33. On the other hand, what may render the success of an appeal nugatory must be considered within the circumstance of each particular case. Long delay and inconvenience in for example recovering money which has already been paid out is a relevant consideration (See Reliance Bank Ltd Vs. Norlake Investments Ltd (2002) 1 E.A. 232, and Nation Media Group and Others Vs. John Joseph Kamotho & 3 others Case No. Nai. 108/2000. In The Standard Bank Ltd Vs. G.N. Kagia T/A Kagia & Co. Advocates Civil Appl. No. Nai. 193/2003 the Court of Appeal stated:

“If the Applicant’s appeal ultimately succeeds, either wholly or partially, such success will not be totally effectual if the Applicant will not easily recover the money it paid and if it has to institute other Civil proceedings to recover the money such an eventually should in the interest of justice be taken into account.”
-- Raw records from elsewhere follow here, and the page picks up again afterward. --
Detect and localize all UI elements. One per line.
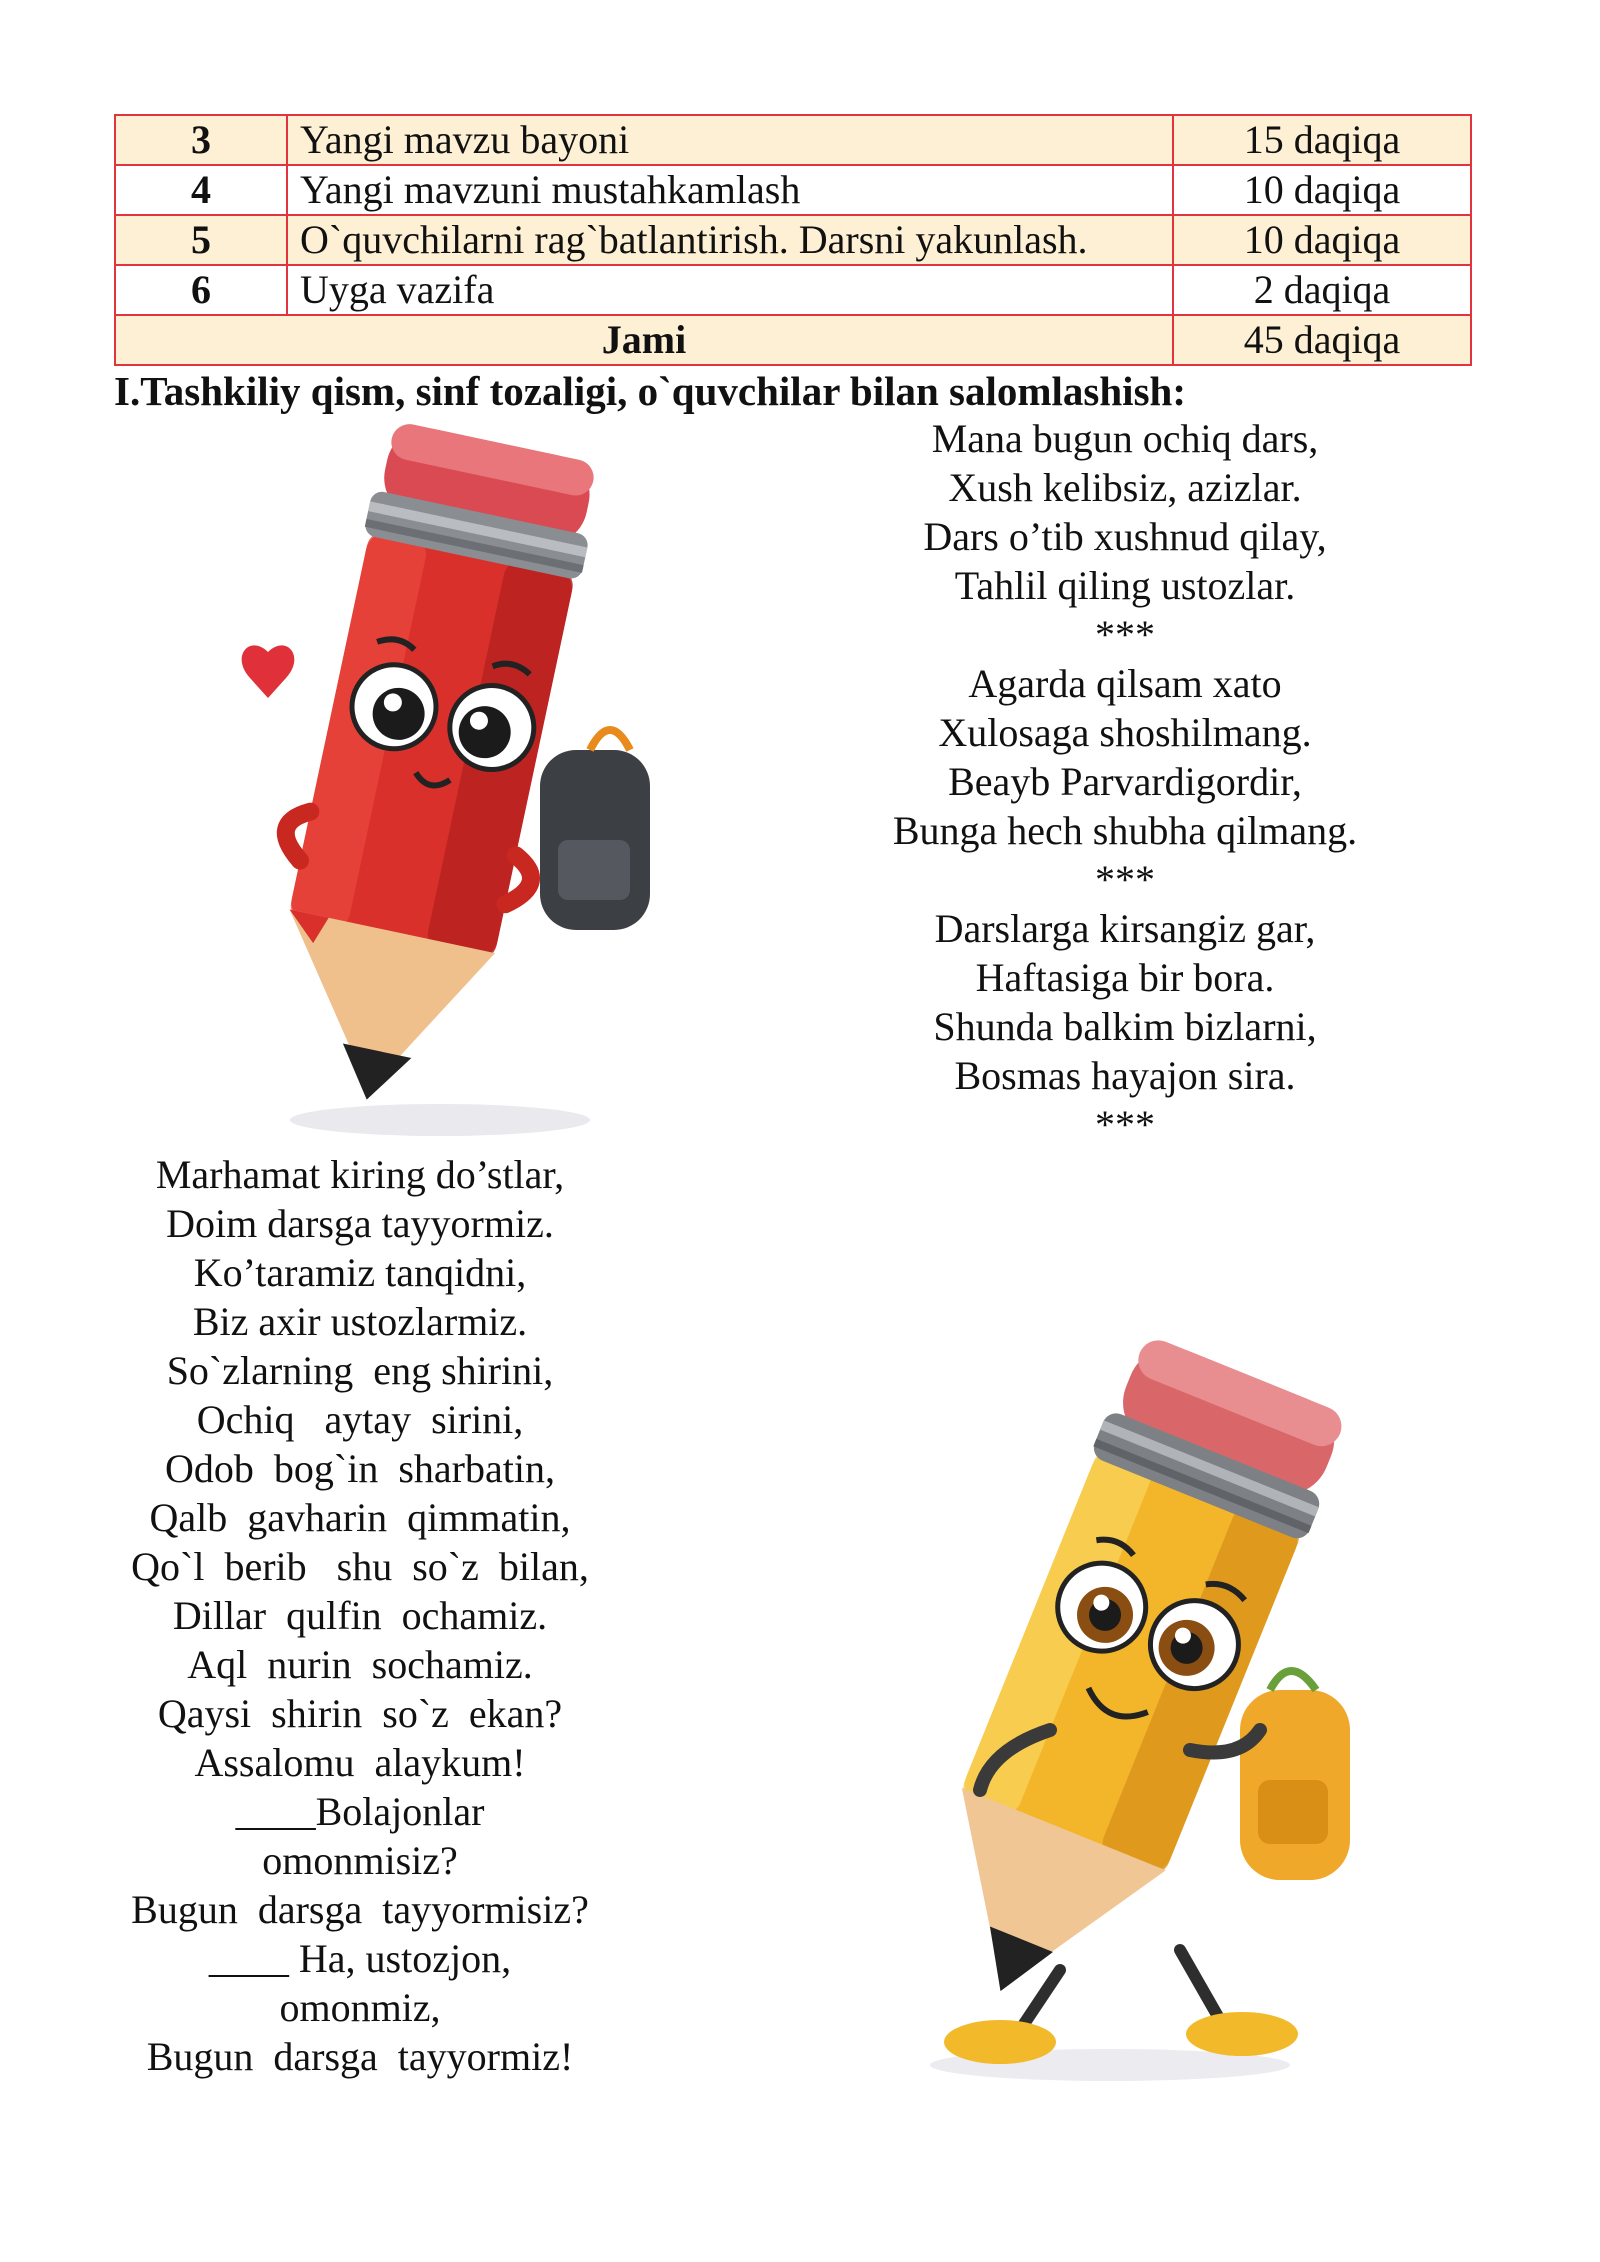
row-time: 10 daqiqa xyxy=(1173,215,1471,265)
shoe-icon xyxy=(944,2020,1056,2064)
poem-line: Bugun darsga tayyormiz! xyxy=(146,2034,574,2079)
poem-line: ____ Ha, ustozjon, xyxy=(208,1936,512,1981)
poem-line: Ochiq aytay sirini, xyxy=(196,1397,524,1442)
red-pencil-shadow xyxy=(290,1104,590,1136)
poem-line: Bunga hech shubha qilmang. xyxy=(892,808,1358,853)
poem-line: ____Bolajonlar xyxy=(235,1789,485,1834)
poem-line: Qaysi shirin so`z ekan? xyxy=(157,1691,563,1736)
poem-line: Qo`l berib shu so`z bilan, xyxy=(131,1544,589,1589)
red-pencil-illustration xyxy=(210,420,690,1150)
poem-line: Marhamat kiring do’stlar, xyxy=(155,1152,565,1197)
total-label: Jami xyxy=(115,315,1173,365)
total-time: 45 daqiqa xyxy=(1173,315,1471,365)
poem-line: Biz axir ustozlarmiz. xyxy=(192,1299,528,1344)
row-number: 5 xyxy=(115,215,287,265)
table-row xyxy=(115,115,1471,165)
yellow-pencil-illustration xyxy=(860,1330,1380,2090)
row-number: 3 xyxy=(115,115,287,165)
poem-line: Doim darsga tayyormiz. xyxy=(166,1201,554,1246)
poem-line: Mana bugun ochiq dars, xyxy=(931,416,1319,461)
poem-line: So`zlarning eng shirini, xyxy=(166,1348,554,1393)
poem-line: Beayb Parvardigordir, xyxy=(948,759,1302,804)
poem-line: Xulosaga shoshilmang. xyxy=(938,710,1312,755)
table-row xyxy=(115,165,1471,215)
poem-line: Agarda qilsam xato xyxy=(968,661,1282,706)
stanza-separator: *** xyxy=(1095,857,1155,902)
row-number: 6 xyxy=(115,265,287,315)
stanza-separator: *** xyxy=(1095,612,1155,657)
row-step: Yangi mavzuni mustahkamlash xyxy=(287,165,1173,215)
section-heading: I.Tashkiliy qism, sinf tozaligi, o`quvchilar bilan salomlashish: xyxy=(114,368,1186,414)
row-time: 2 daqiqa xyxy=(1173,265,1471,315)
poem-left xyxy=(100,1150,620,2081)
row-time: 15 daqiqa xyxy=(1173,115,1471,165)
poem-line: Qalb gavharin qimmatin, xyxy=(149,1495,571,1540)
poem-line: omonmisiz? xyxy=(262,1838,458,1883)
poem-line: Dars o’tib xushnud qilay, xyxy=(923,514,1327,559)
poem-line: Bosmas hayajon sira. xyxy=(954,1053,1296,1098)
poem-line: Odob bog`in sharbatin, xyxy=(165,1446,555,1491)
table-total-row xyxy=(115,315,1471,365)
poem-line: Ko’taramiz tanqidni, xyxy=(193,1250,527,1295)
row-step: O`quvchilarni rag`batlantirish. Darsni yakunlash. xyxy=(287,215,1173,265)
poem-line: Tahlil qiling ustozlar. xyxy=(954,563,1296,608)
poem-line: Haftasiga bir bora. xyxy=(975,955,1275,1000)
lesson-plan-table xyxy=(114,114,1472,366)
table-row xyxy=(115,215,1471,265)
stanza-separator: *** xyxy=(1095,1102,1155,1147)
poem-line: Aql nurin sochamiz. xyxy=(187,1642,533,1687)
table-row xyxy=(115,265,1471,315)
poem-line: omonmiz, xyxy=(279,1985,441,2030)
poem-line: Shunda balkim bizlarni, xyxy=(933,1004,1317,1049)
poem-line: Dillar qulfin ochamiz. xyxy=(172,1593,548,1638)
row-time: 10 daqiqa xyxy=(1173,165,1471,215)
poem-right xyxy=(860,414,1390,1149)
heart-icon xyxy=(242,645,295,698)
row-step: Yangi mavzu bayoni xyxy=(287,115,1173,165)
row-number: 4 xyxy=(115,165,287,215)
poem-line: Bugun darsga tayyormisiz? xyxy=(131,1887,589,1932)
shoe-icon xyxy=(1186,2012,1298,2056)
poem-line: Darslarga kirsangiz gar, xyxy=(934,906,1316,951)
poem-line: Assalomu alaykum! xyxy=(194,1740,526,1785)
poem-line: Xush kelibsiz, azizlar. xyxy=(948,465,1302,510)
row-step: Uyga vazifa xyxy=(287,265,1173,315)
34. The Respondent merely stated that if stay is not granted, the appeal shall be rendered nugatory. It was not demonstrated how the appeal if successful would be rendered nugatory. Furthermore, the application for stay of proceedings, as correctly pointed out by the exparte applicants Counsel, was filed 92 days after the orders of 16. 10. 2017 and nearly one year after the orders of NTSC were issued on 22. 2.2017. Stay orders are discretionary orders, if the Respondent was dissatisfied with the proceedings which gave rise to the NTSC orders, it could not have waited all that long to file an application for stay of proceedings generally as opposed to seeking to stay a specific order which, if enforced would adversely affect the outcome of the intended appeal and thereby render it a pious explorer in the Judicial process.

35. Delay defeats equity. The Applicant to these Judicial Review proceedings has waited since 2004 for Justice. Justice delayed is justice denied. The Respondent has on the other hand been looking for every opportunity to evade settling decree of this Court which was issued on the basis of consent of both parties in 2008, 4th April 2008, to be specific. Surely, that decree could not have lapsed even assuming that there was no action or steps taken by the Applicant to enforce it between 4. 4.2008 and 22. 2.2017 when the NTSC was issued against the CEC – Finance.

36. The CEC was ordered to appear before the Court to show cause why contempt proceedings should not be commenced against him or further for failure to honour the decree of the Court. Instead of obeying that order of the Court, the respondent came up with a Preliminary Objection which was dismissed on 16. 10. 2017 and they took their sweet time from 22. 2.2017, and later 16. 10. 2017 before purporting to seek stay of these proceedings pending appeal.

37. In my humble view, the Respondent is not deserving of the discretionary orders of this Court for stay of proceedings. It is interested in letting the Applicant continue holding a barren decree which was drawn by consent and which was partially settled leaving a significant amount due for settlement and despite further consents for settlement by instalment of Kshs one million (Kshs 1,000,000,000) every 1st day of the succeeding month until payment in full, the Respondent reneged and wants the Court to protect it against flouting of clear consent orders. This is a Court of Law that respects Rule of Law. To stay these proceedings as sought is in my view, to promote impunity and anarchy. Court orders must be obeyed first before a party can seek discretionary orders of the court.

38. This Court has no hesitation therefore in finding and holding that the Respondent is hell bent to frustrate the Applicant so that the latter does not reap its fruits of a valid judgment. The Respondent’s Application is brought in bad faith. It is intended to delay and deny Justice to the exparte Applicant and escalate costs which will be met by the public, regrettably, owing to accruing interest and costs. Such ill-conceived intentions cannot be enforced by this Court.

39. Accordingly, I find and hold that the Application for stay of proceedings pending appeal is devoid of merit. The same is hereby dismissed with costs to the exparte Applicant.

Dated, Signed and Delivered at Nairobi This 27th Day of September, 2018.